The senior diplomat said MOFA listed the MOU's details as confidential and off-limits to the general public. The document had been previously sent to Hsu Chiao-hsin and other lawmakers in the Legislative Yuan for their reference.

"Hsu blatantly disregarded related laws by making the confidential document public in front of the media," the MOFA official said.

He added that the ministry believes the lawmaker has violated Section One under Article 132 of the Criminal Code.

That section stipulates that a public official who discloses or gives away a document of a secret nature relating to matters other than national defense could face a maximum of three years in prison.

MOFA spokesman Jeff Liu (劉永健) on Monday defended the government's handling of the MOU, saying that the ministry announced some of its content in December, but kept other portions secret due to the risk of such deals facing "obstruction" or "sabotage" -- presumably referring to China.

Tuesday's legal proceedings were initiated after the lawmaker presented a copy of the confidential MOU during a Sunday press event.

The lawmaker revealed that Taiwan agreed to provide a US$10 million donation to rebuild Ukraine's medical capacity through an organization called the Czech Health Technology Institute (CHTI), with the condition that 30-40 percent of the funds be used to purchase medical supplies from Taiwan.

The KMT member cited concerns over the potential misuse of taxpayers' money and raised alarm over MOFA potentially choosing which Taiwanese companies would be involved in the project.

Kuomintang Legislator Hsu Chiao-hsin. CNA file photo
Kuomintang Legislator Hsu Chiao-hsin. CNA file photo

MOFA has since dismissed Hsu Chiao-hsin's claims as groundless, stressing the transparency of the cooperation.
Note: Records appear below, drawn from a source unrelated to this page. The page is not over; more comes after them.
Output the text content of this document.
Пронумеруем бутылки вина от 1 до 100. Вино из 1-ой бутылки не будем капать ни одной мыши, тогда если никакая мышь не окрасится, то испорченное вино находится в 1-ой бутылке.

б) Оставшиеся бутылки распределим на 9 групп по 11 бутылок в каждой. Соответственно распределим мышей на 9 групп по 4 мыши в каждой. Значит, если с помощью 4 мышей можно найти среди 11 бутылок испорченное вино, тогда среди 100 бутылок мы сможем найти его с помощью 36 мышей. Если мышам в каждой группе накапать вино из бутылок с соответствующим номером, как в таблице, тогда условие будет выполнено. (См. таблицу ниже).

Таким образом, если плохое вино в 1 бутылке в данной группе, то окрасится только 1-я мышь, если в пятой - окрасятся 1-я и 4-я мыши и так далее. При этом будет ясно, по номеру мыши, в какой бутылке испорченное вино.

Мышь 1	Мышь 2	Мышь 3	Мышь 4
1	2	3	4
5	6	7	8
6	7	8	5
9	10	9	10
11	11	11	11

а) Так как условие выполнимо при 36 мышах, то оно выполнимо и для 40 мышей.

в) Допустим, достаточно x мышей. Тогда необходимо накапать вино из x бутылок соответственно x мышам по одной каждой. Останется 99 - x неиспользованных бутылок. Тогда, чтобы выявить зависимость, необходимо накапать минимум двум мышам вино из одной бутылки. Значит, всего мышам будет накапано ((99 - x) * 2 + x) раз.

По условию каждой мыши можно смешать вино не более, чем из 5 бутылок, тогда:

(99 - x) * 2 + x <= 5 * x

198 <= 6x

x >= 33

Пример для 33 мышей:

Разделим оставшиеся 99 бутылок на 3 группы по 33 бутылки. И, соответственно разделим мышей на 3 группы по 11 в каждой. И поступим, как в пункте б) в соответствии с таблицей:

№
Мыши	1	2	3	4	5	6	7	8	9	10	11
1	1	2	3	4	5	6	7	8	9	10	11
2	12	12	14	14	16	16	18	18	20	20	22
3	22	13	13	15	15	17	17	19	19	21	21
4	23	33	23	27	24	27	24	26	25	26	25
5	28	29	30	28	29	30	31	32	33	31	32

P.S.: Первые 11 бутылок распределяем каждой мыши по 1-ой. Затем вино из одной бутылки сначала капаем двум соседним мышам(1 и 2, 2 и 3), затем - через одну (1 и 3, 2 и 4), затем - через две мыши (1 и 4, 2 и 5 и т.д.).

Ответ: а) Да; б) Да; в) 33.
In a Facebook post late Monday, Hsu criticized MOFA and other government departments for regularly misusing confidentiality to avoid public scrutiny.

As an opposition lawmaker, she said it is her job to monitor how the government spends money and ensure public funds are not misused. She added that she will continue doing her job despite MOFA's legal proceedings against her.

Hsu also argued that when she made the details of the MOU public, she covered some parts of it to make sure no confidential information was released.

On Monday, the fringe pro-Taiwan independence Taiwan Statebuilding Party also filed a report with prosecutors, accusing Hsu of leaking the confidential document by allowing the sensitive document to be photographed by the media.

Foreign Minister Joseph Wu (吳釗燮) said the same day that the ministry was preparing to take legal proceedings against the KMT lawmaker.